If you’ve a ready-made list of dedicated clients, you’ve a captive audience primed to receive offers. Don’t get sucked into thinking you have to have thousands of people on your list — focus on quality rather than quantity. Then plan, plan, plan.

Avoid email overload and create a schedule. Map what you’ll communicate when, then if and how you’ll segregate your data into groups, e.g. event organisers versus booking agencies. Plan to send a ‘save the date’ announcement, then a detailed invitation, then a reminder. You need to tell guests what they will learn, who they will meet and if there are any free resources or prizes. They’ll want the date, the location, the cost and the link to register.

We buddied up with myvenues.co.uk to share news of our Confex trade show promotions with its 70,000 subscribers. Our eDM to them featured an interactive iPhone-style fascia with graphic buttons representing click-through links to various pages of One Wimpole Street’s website, including HD virtual tours, facilities, location and late availability. Hits towww.onewimpolestreet.co.uk leapt to 531 on that day, accounting for the busiest in our company’s website history.

Consider sending a morning digest containing updates on presentation times, speakers and locations if the event spans more than one day. Finish up with a post-event email to thank your contacts for attending, whether that’s done hand-in-hand with a feedback survey, an event re-cap with a link to download presentations, or an invitation to connect on Facebook or LinkedIn — or a combination of all those things.

Customise, integrate, schedule

Email marketing tools can be integrated with databases or CRM systems allowing event managers to easily customise emails with details such as name, job title and address. Perceived lack of technical skill is no longer a hurdle to engaging with email marketing. Content management systems (CMS) require no knowledge of HTML — they mask all that jargon behind easy-to-use templates that can be customised to mirror your company branding. You can even automate email scheduling and send test emails before they go live to your database.

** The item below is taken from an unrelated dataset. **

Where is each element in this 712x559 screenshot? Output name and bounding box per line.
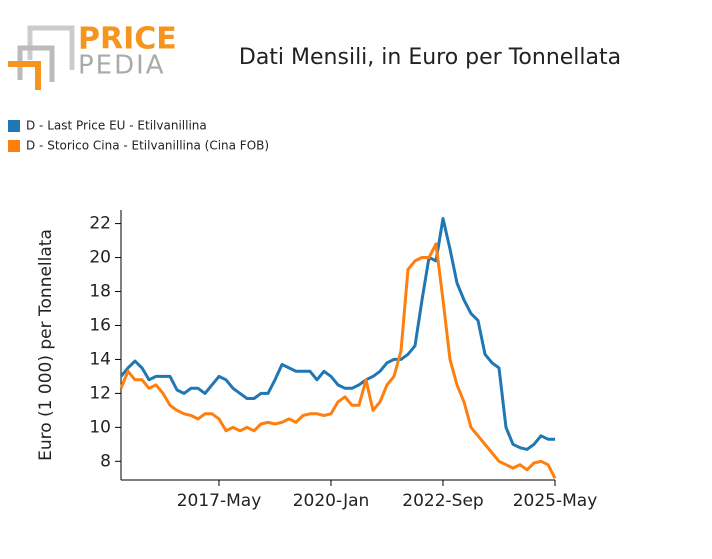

Content should be viral and sharable — increase the reach of your campaign by allowing recipients to ‘Forward to a Friend’. Tweet about the event and include a link to the sign-up page. This is something you can continue to do throughout the campaign. Create a hashtag too, or link to one that’s relevant. We took advantage of the #confex hashtag to market ‘a chance to win money every 30 minutes’ live from our Confex trade show stand. This put us in front of new Twitter followers and increased foot traffic to our stand by those keen to get in on the lottery ticket promotion we’d devised especially for the show.

If appropriate, bolster your efforts by creating a Facebook page. Mirror marketing messages, link to your website and consider creating interactive content like YouTube videos, podcasts and opinion polls. As consumers, we have control over who we ‘like’ on Facebook. By expressing affiliation with a brand, we are inviting and giving permission to that company to engage with us. It’s often worth our while, as we become part of a community that is given exclusive access to promotions, information and product previews we might not have otherwise been privvy to. Use that logic in your own campaign and reward your loyal Facebook fans with unique content. It’s a lot easier to sell to an existing customer than to sell to a new one.

Email often seems a less intrusive way to be contacted, but respect your customers and be explicit with permissions — ensure people are very clear about what they’re signing up for and what they can expect to receive from you. A user’s ability to control the lifespan of that relationship is theoretically just a click of an ‘unsubscribe’ link away. Be aware that it’s a legal requirement that all commercial emails offer readers a simple one- or two-click mechanism to opt-out.

There’s no cookie-cutter solution to event email marketing technique. Learn tactics from other businesses, but through testing and results monitoring, find what works best for your customers. Never be afraid to ask questions.